The proverbial backbone: having the courage to speak and listen openly to others
Tomorrow morning Grace and I are leaving at the crack of dawn (she doesn’t know this yet) and drive two hours west. We’re going to meet a dog chiropractor and have her evaluate Grace.
Mind you, I’m not even sure what, if anything is wrong with Grace. I know most people would (and will) think this is excessive. Some people don’t even go to their family doc on a regular basis—much less take their dog to a chiropractor who lives two states away. At least most dog owners I know.
It was the recommendation of someone who I really trust that moved me to action. Someone who has a wealth of knowledge and experience with dogs, and she felt there was something physical going on with Grace when she saw her.
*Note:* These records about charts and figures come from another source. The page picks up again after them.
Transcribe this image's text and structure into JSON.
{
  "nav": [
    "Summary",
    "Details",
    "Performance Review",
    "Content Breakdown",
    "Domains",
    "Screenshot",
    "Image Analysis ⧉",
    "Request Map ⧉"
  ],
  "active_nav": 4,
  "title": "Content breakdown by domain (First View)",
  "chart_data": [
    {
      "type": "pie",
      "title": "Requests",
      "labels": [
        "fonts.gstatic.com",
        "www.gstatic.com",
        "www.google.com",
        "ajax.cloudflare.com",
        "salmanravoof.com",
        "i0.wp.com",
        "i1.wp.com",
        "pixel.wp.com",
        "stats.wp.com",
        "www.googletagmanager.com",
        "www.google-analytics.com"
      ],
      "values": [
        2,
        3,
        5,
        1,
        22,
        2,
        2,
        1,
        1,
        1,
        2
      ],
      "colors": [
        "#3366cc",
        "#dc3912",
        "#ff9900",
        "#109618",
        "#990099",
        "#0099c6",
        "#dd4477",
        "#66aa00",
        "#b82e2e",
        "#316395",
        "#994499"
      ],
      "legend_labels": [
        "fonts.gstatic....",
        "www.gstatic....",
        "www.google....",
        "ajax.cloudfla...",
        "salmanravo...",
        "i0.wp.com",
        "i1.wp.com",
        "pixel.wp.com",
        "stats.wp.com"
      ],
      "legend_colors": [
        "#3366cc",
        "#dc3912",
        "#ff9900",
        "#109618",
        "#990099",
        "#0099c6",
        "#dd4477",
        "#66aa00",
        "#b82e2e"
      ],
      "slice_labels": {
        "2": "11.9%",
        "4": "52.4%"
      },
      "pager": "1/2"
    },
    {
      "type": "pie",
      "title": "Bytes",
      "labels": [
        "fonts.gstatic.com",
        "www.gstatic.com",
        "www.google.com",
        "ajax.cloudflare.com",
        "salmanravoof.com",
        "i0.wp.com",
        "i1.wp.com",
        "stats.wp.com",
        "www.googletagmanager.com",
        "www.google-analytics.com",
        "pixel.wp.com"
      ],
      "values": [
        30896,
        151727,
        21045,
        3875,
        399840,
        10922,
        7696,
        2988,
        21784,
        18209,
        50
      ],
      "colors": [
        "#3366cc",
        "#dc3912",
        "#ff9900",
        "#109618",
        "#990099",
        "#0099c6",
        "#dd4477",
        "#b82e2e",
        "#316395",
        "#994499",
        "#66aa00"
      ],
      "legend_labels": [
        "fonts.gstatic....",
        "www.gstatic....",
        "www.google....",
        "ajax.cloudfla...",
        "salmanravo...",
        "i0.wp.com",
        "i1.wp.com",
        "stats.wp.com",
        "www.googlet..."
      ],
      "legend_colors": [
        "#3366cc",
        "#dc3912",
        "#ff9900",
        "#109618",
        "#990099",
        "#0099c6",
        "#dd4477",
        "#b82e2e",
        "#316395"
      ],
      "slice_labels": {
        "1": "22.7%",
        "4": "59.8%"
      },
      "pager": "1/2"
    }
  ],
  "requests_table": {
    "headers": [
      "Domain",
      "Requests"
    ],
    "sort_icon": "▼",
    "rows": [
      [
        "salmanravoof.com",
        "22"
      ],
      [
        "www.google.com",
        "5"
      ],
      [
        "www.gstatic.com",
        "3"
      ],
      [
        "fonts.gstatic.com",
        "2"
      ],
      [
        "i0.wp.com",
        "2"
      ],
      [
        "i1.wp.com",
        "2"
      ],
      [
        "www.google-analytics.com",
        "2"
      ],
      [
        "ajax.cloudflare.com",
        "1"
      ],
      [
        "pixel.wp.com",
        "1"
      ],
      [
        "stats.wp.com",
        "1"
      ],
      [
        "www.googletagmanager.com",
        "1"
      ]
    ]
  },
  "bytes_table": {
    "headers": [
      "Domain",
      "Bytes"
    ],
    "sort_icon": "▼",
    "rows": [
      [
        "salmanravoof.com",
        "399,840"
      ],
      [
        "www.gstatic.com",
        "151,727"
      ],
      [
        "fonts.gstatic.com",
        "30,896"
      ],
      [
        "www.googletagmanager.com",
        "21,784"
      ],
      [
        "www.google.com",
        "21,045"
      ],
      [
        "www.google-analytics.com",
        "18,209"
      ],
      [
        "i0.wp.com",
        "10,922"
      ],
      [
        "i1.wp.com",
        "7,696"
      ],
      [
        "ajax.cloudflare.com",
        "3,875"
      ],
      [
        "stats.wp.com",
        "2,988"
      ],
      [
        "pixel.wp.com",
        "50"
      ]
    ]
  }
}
When I tell people, I get a mixture of responses. Some are supportive and encouraging. Before I even scheduled the appointment, I asked my husband if he thought I was crazy for pursuing this. He said he didn’t, but he wants to make sure that we have some realistic plan of action around it.
But most of the responses have been similar. There is a quiet pause, as if to collect their thoughts on how to respond tactfully about something that think is a little (maybe a lot!) ‘out-there.’ “Oh, how interesting….”
It reminds me how people in the workplace stop or soften their actions because they others may snicker at them. Voicing an opinion or taking action that others might not see in a similar light can be difficult. And even for those who have no problem making a tough decision and sticking by it, it still takes energy and resolve to move forward even with subtle resistance.
All of us need to be able to voice our opinion, whether we agree with something or not. I’m not suggesting that anyone sugar-coat a response just to go along. I think it’s so important that you offer your honest belief, voiced in a respectful way. Having all the data points helps you make a better decision.
I’m really quite excited to have this experience with Grace tomorrow. I’m looking forward to learning something more about Grace and hopefully discover ways I can help her. When I report back, I hope you tell me what you really think about it.